3 Single and Factorial ANOVA

For this exercise, we will use a related but different problem.

We are interested in how children’s language development and their parent’s socio-economic-status (SES) are related. We also want to see whether gender have an effect on early language development. SES is a well known variable in socio-linguistics (in general in sociology) with levels ‘low’, ‘middle’ and ‘high’. Not surprisingly, gender has two levels ‘female’ and ‘male’.

We recruit 10 3-year-old kids for all combination of these two factors. We record mother-child dialogs in comparable situations, and calculate the MLU for each kid. The data looks like the following:

subject SESgenderMLU
1 low male 1.81
11 lowfemale 1.56
21middle male 2.96
31middlefemale 3.64
41 high male 3.02
51 highfemale 2.79

You can get the full dataset here.

Note: the data (somewhat) matches the results in the literature, but randomly generated for demonstration the analysis. Your results will not necessarily match the reality.

In all questions, assume an α-level of 0.05.

Exercise 3.1. Create two box plots, one describing MLU based on SES and the other by gender. Which differences do you expect to be statistically significant?

Exercise 3.2. Check normality of each group of SES using normal Q-Q plots. Do the distributions look normal?

Exercise 3.3. Perform an appropriate ANOVA to investigate the effect of SES on children’s MLU. Make sure to include the test for homogeneity of variances in the options dialog, and also include pairwise comparisons using Bonferroni correction.
  1. Is the homogeneity of variances assumption met? Which part of the output tells you this?
  2. Do you get a significant effect due to SES?
  3. Which levels (groups) of the SES differ from each other significantly?
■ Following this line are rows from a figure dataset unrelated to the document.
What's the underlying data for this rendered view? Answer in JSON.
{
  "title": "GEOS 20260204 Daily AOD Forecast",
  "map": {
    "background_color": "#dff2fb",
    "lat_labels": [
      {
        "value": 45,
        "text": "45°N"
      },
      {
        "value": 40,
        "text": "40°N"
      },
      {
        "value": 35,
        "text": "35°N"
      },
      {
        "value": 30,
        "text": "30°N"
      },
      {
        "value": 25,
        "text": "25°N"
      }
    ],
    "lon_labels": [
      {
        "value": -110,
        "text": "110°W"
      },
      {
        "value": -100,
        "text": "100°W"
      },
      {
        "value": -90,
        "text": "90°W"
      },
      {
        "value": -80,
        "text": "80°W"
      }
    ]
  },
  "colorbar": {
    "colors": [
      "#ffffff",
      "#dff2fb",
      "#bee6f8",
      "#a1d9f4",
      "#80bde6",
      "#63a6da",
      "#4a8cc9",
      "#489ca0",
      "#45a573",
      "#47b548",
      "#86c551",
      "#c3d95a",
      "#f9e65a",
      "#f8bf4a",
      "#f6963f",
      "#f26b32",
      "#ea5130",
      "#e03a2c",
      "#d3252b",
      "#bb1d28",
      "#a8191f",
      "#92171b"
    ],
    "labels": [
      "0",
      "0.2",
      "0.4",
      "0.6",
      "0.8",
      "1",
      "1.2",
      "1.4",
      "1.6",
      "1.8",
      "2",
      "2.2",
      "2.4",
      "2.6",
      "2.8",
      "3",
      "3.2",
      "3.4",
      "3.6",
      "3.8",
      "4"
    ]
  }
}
Exercise 3.4. Perform a two-way ANOVA using both factors, SES and gender. Make sure to include the test for homogeneity, effect sizes, and the interaction plot in the SPSS output (TIP: interpretation is easier if you put gender on x-axis, and plot SES as separate lines).
  1. Do you see any interaction patterns between tow factors in the interaction graph?
  2. Which main effects are statistically significant?
  3. Given the significance of the interaction term, can you interpret the main effects directly?
  4. How do you interpret the effect sizes for the significant effects you have found.